We are the first general world model ("GWM") company globally that built a GWM unifying the digital world and the physical world. We are dedicated to building a unified intelligence framework capable of modeling, reasoning, predicting and acting upon the underlying rules that govern both digital and physical worlds. Guided by first principles thinking, we use visual and auditory information, which naturally encodes the physical world, to train our foundation world model and replicate the human process of perceiving, simulating and interacting with the world, and ultimately, to enable AGI that connects the digital world with the physical world.

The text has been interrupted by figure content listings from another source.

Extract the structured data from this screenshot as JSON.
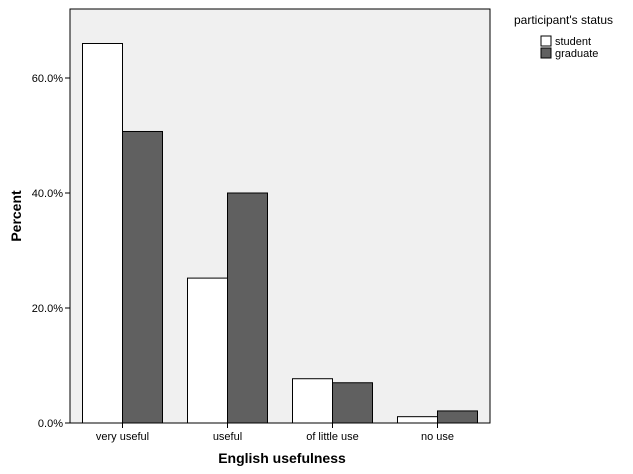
{
  "chart_data": {
    "type": "bar",
    "xlabel": "English usefulness",
    "ylabel": "Percent",
    "categories": [
      "very useful",
      "useful",
      "of little use",
      "no use"
    ],
    "series": [
      {
        "name": "student",
        "values": [
          66.0,
          25.2,
          7.7,
          1.1
        ],
        "color": "#ffffff"
      },
      {
        "name": "graduate",
        "values": [
          50.7,
          40.0,
          7.0,
          2.1
        ],
        "color": "#606060"
      }
    ],
    "ylim": [
      0,
      72
    ],
    "yticks": [
      0,
      20,
      40,
      60
    ],
    "ytick_labels": [
      "0.0%",
      "20.0%",
      "40.0%",
      "60.0%"
    ],
    "legend": {
      "title": "participant's status",
      "placement": "outside-top-right"
    },
    "plot_background": "#f0f0f0",
    "grid": false
  }
}
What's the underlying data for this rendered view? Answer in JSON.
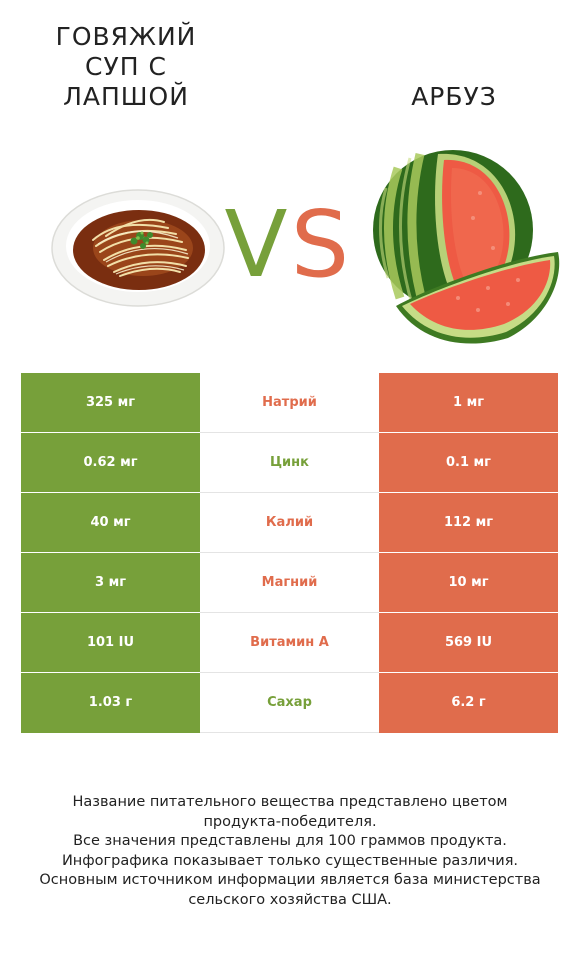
{
  "header": {
    "left_title_lines": [
      "Говяжий",
      "суп с",
      "лапшой"
    ],
    "right_title": "Арбуз",
    "vs_left": "V",
    "vs_right": "S"
  },
  "colors": {
    "left_accent": "#77a03a",
    "right_accent": "#e06c4c"
  },
  "images": {
    "left": "beef-noodle-soup-bowl",
    "right": "watermelon"
  },
  "table": {
    "rows": [
      {
        "nutrient": "Натрий",
        "left": "325 мг",
        "right": "1 мг",
        "winner": "right"
      },
      {
        "nutrient": "Цинк",
        "left": "0.62 мг",
        "right": "0.1 мг",
        "winner": "left"
      },
      {
        "nutrient": "Калий",
        "left": "40 мг",
        "right": "112 мг",
        "winner": "right"
      },
      {
        "nutrient": "Магний",
        "left": "3 мг",
        "right": "10 мг",
        "winner": "right"
      },
      {
        "nutrient": "Витамин A",
        "left": "101 IU",
        "right": "569 IU",
        "winner": "right"
      },
      {
        "nutrient": "Сахар",
        "left": "1.03 г",
        "right": "6.2 г",
        "winner": "left"
      }
    ]
  },
  "footer": {
    "lines": [
      "Название питательного вещества представлено цветом",
      "продукта-победителя.",
      "Все значения представлены для 100 граммов продукта.",
      "Инфографика показывает только существенные различия.",
      "Основным источником информации является база министерства",
      "сельского хозяйства США."
    ]
  }
}
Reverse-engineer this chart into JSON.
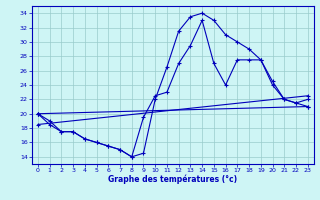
{
  "title": "Graphe des températures (°c)",
  "bg_color": "#cef5f5",
  "line_color": "#0000bb",
  "grid_color": "#99cccc",
  "ylim": [
    13,
    35
  ],
  "yticks": [
    14,
    16,
    18,
    20,
    22,
    24,
    26,
    28,
    30,
    32,
    34
  ],
  "xlim": [
    -0.5,
    23.5
  ],
  "xticks": [
    0,
    1,
    2,
    3,
    4,
    5,
    6,
    7,
    8,
    9,
    10,
    11,
    12,
    13,
    14,
    15,
    16,
    17,
    18,
    19,
    20,
    21,
    22,
    23
  ],
  "series": [
    {
      "x": [
        0,
        1,
        2,
        3,
        4,
        5,
        6,
        7,
        8,
        9,
        10,
        11,
        12,
        13,
        14,
        15,
        16,
        17,
        18,
        19,
        20,
        21,
        22,
        23
      ],
      "y": [
        20.0,
        19.0,
        17.5,
        17.5,
        16.5,
        16.0,
        15.5,
        15.0,
        14.0,
        14.5,
        22.0,
        26.5,
        31.5,
        33.5,
        34.0,
        33.0,
        31.0,
        30.0,
        29.0,
        27.5,
        24.0,
        22.0,
        21.5,
        21.0
      ]
    },
    {
      "x": [
        0,
        1,
        2,
        3,
        4,
        5,
        6,
        7,
        8,
        9,
        10,
        11,
        12,
        13,
        14,
        15,
        16,
        17,
        18,
        19,
        20,
        21,
        22,
        23
      ],
      "y": [
        20.0,
        18.5,
        17.5,
        17.5,
        16.5,
        16.0,
        15.5,
        15.0,
        14.0,
        19.5,
        22.5,
        23.0,
        27.0,
        29.5,
        33.0,
        27.0,
        24.0,
        27.5,
        27.5,
        27.5,
        24.5,
        22.0,
        21.5,
        22.0
      ]
    },
    {
      "x": [
        0,
        23
      ],
      "y": [
        18.5,
        22.5
      ]
    },
    {
      "x": [
        0,
        23
      ],
      "y": [
        20.0,
        21.0
      ]
    }
  ]
}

Our Foundation World Model

At the core of our technology stack is our foundation world model. We train our foundation world model using our proprietary U-ViT architecture that combines diffusion models with the transformer architecture. This approach replicates the human cognitive process of perceiving the physical world, thereby enabling our foundation world model to understand the fundamentals of world operations.

World Generation Model

We provide advanced multi-modal generation capabilities in the digital world with Vidu, our world generation model. Based on the strong capabilities to understand and reconstruct the world of our foundation world model, Vidu can decode and render audiovisual content for viewing, high-fidelity content creation and compositional innovation with creators, thereby enabling strong text-to-video, image-to-video and reference based generation capabilities and also improving the consistency, reasonableness and interactivity in world generation. Vidu elevates video generation models from mere content generation to understanding the laws underlying the world’s operations, which builds a dynamic digital world and in turn enhances the generalized capabilities of our foundation world model.

World Action Model

We achieve task number scaling and high data efficiency in embodied intelligence with Motus, a world action model with a unified framework. Motus adopts a Mixture-of-Transformers (“MoT”) framework that addresses the fragmentation of embodied agents in understanding, modeling and control by integrating multiple functions into a unified framework. Compared with the VLA pathway, world models are generally regarded as having stronger generality and being more suitable as the foundational model backbone for physical world applications. Leveraging our foundation world model’s understanding of physical laws, as well as the state prediction capabilities under sequence actions, Motus translates predictions directly into executable actions for robots, smart devices and other embodiments. By incorporating action feedback from the physical world, Motus continuously optimizes its cognition, creating a positive closed-loop of “virtual modeling—physical action feedback iteration.”